Open arsarabi opened 4 years ago

arsarabi commented 4 years ago

This is a feature request for computing the expected output of the model when only a subset of features are present.

We have a use case where we would like to observe the expected output of the model when multiple features are missing at evaluation time. In other word, we would like to compute the expected output over a subset of all features. In a decision tree, this can be done by finding all leaves that correspond to present (non-missing) features, and computing the weighted average of outputs at said leaves. This is similar to the TreeSHAP algorithm, but instead of tracking all possible subsets, we are only interested in particular subsets (e.g., through a binary mask of [nsamples, nfeatures] provided to the predict function). The slower TreeSHAP algorithm includes psuedocode for computing this expectation (see Algorithm 1 in the paper).

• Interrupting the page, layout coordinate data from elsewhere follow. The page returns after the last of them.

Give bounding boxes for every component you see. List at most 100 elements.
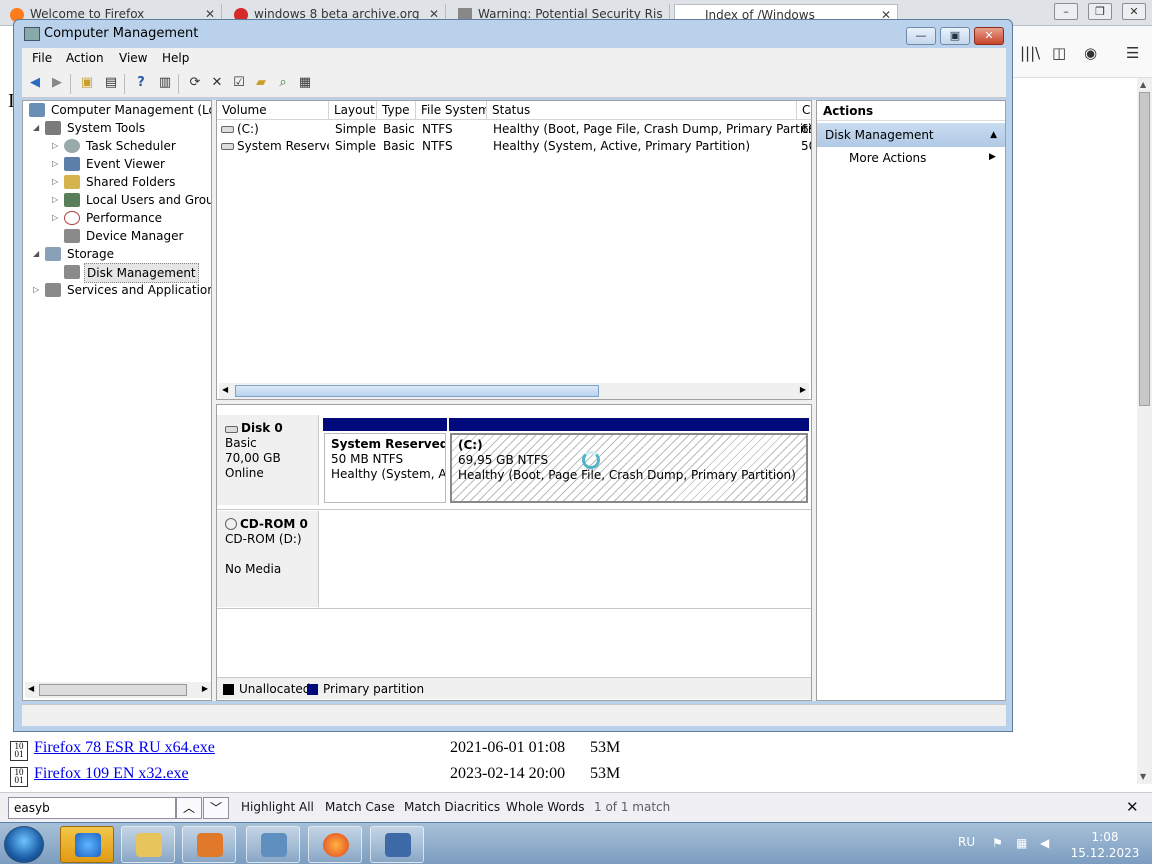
toolbar-separator xyxy=(124,74,125,94)
column-header-type[interactable]: Type xyxy=(377,101,416,120)
clock[interactable]: 1:08 15.12.2023 xyxy=(1070,829,1140,861)
network-icon[interactable]: ▦ xyxy=(1016,836,1030,850)
divider xyxy=(217,509,811,510)
menu-icon[interactable]: ☰ xyxy=(1126,44,1139,62)
more-actions[interactable]: More Actions xyxy=(849,151,926,165)
list-horizontal-scrollbar[interactable]: ◀ ▶ xyxy=(219,383,809,399)
refresh-icon[interactable]: ⟳ xyxy=(186,74,204,92)
page-scrollbar[interactable]: ▲ ▼ xyxy=(1137,78,1152,784)
cdrom-media: No Media xyxy=(225,562,282,576)
up-folder-icon[interactable]: ▣ xyxy=(78,74,96,92)
find-result: 1 of 1 match xyxy=(594,800,671,814)
partition-name: (C:) xyxy=(458,438,483,452)
partition-c[interactable]: (C:) 69,95 GB NTFS Healthy (Boot, Page F… xyxy=(450,433,808,503)
file-link[interactable]: Firefox 78 ESR RU x64.exe xyxy=(34,739,215,757)
show-hide-tree-icon[interactable]: ▤ xyxy=(102,74,120,92)
clock-date: 15.12.2023 xyxy=(1070,846,1140,860)
match-case-toggle[interactable]: Match Case xyxy=(325,800,395,814)
open-folder-icon[interactable]: ▰ xyxy=(252,74,270,92)
computer-icon xyxy=(29,103,45,117)
highlight-all-toggle[interactable]: Highlight All xyxy=(241,800,314,814)
match-diacritics-toggle[interactable]: Match Diacritics xyxy=(404,800,500,814)
volume-muted-icon[interactable]: ◀ xyxy=(1040,836,1054,850)
menu-bar: File Action View Help xyxy=(22,48,1006,70)
maximize-button[interactable]: ❐ xyxy=(1088,3,1112,20)
scroll-left-icon[interactable]: ◀ xyxy=(28,684,34,693)
table-row[interactable]: (C:) Simple Basic NTFS Healthy (Boot, Pa… xyxy=(217,121,811,138)
volume-icon xyxy=(221,126,234,133)
show-hide-action-pane-icon[interactable]: ▥ xyxy=(156,74,174,92)
partition-system-reserved[interactable]: System Reserved 50 MB NTFS Healthy (Syst… xyxy=(324,433,446,503)
scroll-down-icon[interactable]: ▼ xyxy=(1140,772,1146,781)
menu-action[interactable]: Action xyxy=(66,51,104,65)
language-indicator[interactable]: RU xyxy=(958,835,975,849)
partition-header-bar xyxy=(323,418,447,431)
tools-icon xyxy=(45,121,61,135)
menu-file[interactable]: File xyxy=(32,51,52,65)
close-button[interactable]: ✕ xyxy=(1122,3,1146,20)
cell-capacity: 69 xyxy=(801,122,811,136)
column-header-capacity[interactable]: C xyxy=(797,101,811,120)
disk-management-icon xyxy=(64,265,80,279)
partition-name: System Reserved xyxy=(331,437,446,451)
browser-toolbar: |||\ ◫ ◉ ☰ xyxy=(1012,26,1152,78)
column-header-file-system[interactable]: File System xyxy=(416,101,487,120)
properties-icon[interactable]: ☑ xyxy=(230,74,248,92)
actions-section-disk-management[interactable]: Disk Management ▲ xyxy=(817,123,1005,147)
scroll-left-icon[interactable]: ◀ xyxy=(222,385,228,394)
firefox-icon[interactable] xyxy=(308,826,362,863)
cdrom-name: CD-ROM 0 xyxy=(240,517,308,531)
search-icon[interactable]: ⌕ xyxy=(274,74,292,92)
close-button[interactable]: ✕ xyxy=(974,27,1004,45)
scroll-up-icon[interactable]: ▲ xyxy=(1140,80,1146,89)
minimize-button[interactable]: – xyxy=(1054,3,1078,20)
internet-explorer-icon[interactable] xyxy=(60,826,114,863)
cdrom-0-label[interactable]: CD-ROM 0 CD-ROM (D:) No Media xyxy=(217,511,319,607)
back-icon[interactable]: ◀ xyxy=(26,74,44,92)
settings-icon[interactable]: ▦ xyxy=(296,74,314,92)
scroll-thumb[interactable] xyxy=(39,684,187,696)
close-find-bar-icon[interactable]: ✕ xyxy=(1126,798,1139,816)
sidebar-icon[interactable]: ◫ xyxy=(1052,44,1066,62)
forward-icon[interactable]: ▶ xyxy=(48,74,66,92)
delete-icon[interactable]: ✕ xyxy=(208,74,226,92)
start-button[interactable] xyxy=(4,826,44,863)
toolbar-separator xyxy=(70,74,71,94)
control-panel-icon[interactable] xyxy=(246,826,300,863)
maximize-button[interactable]: ▣ xyxy=(940,27,970,45)
help-icon[interactable]: ? xyxy=(132,74,150,92)
minimize-button[interactable]: — xyxy=(906,27,936,45)
scroll-right-icon[interactable]: ▶ xyxy=(202,684,208,693)
find-previous-button[interactable]: ︿ xyxy=(176,797,202,819)
column-header-volume[interactable]: Volume xyxy=(217,101,329,120)
clock-icon xyxy=(64,139,80,153)
media-player-icon[interactable] xyxy=(182,826,236,863)
remote-desktop-icon[interactable] xyxy=(370,826,424,863)
scroll-thumb[interactable] xyxy=(235,385,599,397)
users-icon xyxy=(64,193,80,207)
column-header-status[interactable]: Status xyxy=(487,101,797,120)
find-next-button[interactable]: ﹀ xyxy=(203,797,229,819)
device-manager-icon xyxy=(64,229,80,243)
scroll-right-icon[interactable]: ▶ xyxy=(800,385,806,394)
disk-0-label[interactable]: Disk 0 Basic 70,00 GB Online xyxy=(217,415,319,505)
file-link[interactable]: Firefox 109 EN x32.exe xyxy=(34,765,189,783)
scroll-thumb[interactable] xyxy=(1139,92,1150,406)
account-icon[interactable]: ◉ xyxy=(1084,44,1097,62)
library-icon[interactable]: |||\ xyxy=(1020,44,1040,62)
table-row[interactable]: System Reserved Simple Basic NTFS Health… xyxy=(217,138,811,155)
menu-help[interactable]: Help xyxy=(162,51,189,65)
whole-words-toggle[interactable]: Whole Words xyxy=(506,800,584,814)
find-input[interactable]: easyb xyxy=(8,797,176,819)
menu-view[interactable]: View xyxy=(119,51,147,65)
file-explorer-icon[interactable] xyxy=(121,826,175,863)
tree-horizontal-scrollbar[interactable]: ◀ ▶ xyxy=(25,682,211,698)
collapse-icon[interactable]: ▲ xyxy=(990,123,997,147)
cell-status: Healthy (System, Active, Primary Partiti… xyxy=(493,139,751,153)
flag-icon[interactable]: ⚑ xyxy=(992,836,1006,850)
partition-size: 50 MB NTFS xyxy=(331,452,404,466)
cdrom-drive: CD-ROM (D:) xyxy=(225,532,302,546)
volume-list: Volume Layout Type File System Status C … xyxy=(216,100,812,400)
divider xyxy=(217,608,811,609)
column-header-layout[interactable]: Layout xyxy=(329,101,377,120)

I was wondering if this can be implemented in XGBoost? I think this would be a great feature. Note that this is different than how XGBoost handles missing features during training by choosing the best path for missing values. Instead, this enables handling missing features at evaluation time.

trivialfis commented 4 years ago

I think it's possible. But XGBoost also has its own way of handling missing value. During training it can learn a default direction for missing values.

arsarabi commented 4 years ago

I understand, but I think the two are for different scenarios. The way XGBoost currently handles missing values can help when features are missing both during training and testing. This would allow handling cases where features are only missing at evaluation time. It could also be a fast proxy to evaluate the performance of a subset of all features (e.g., for feature selection) instead of training a separate model for each combination of features.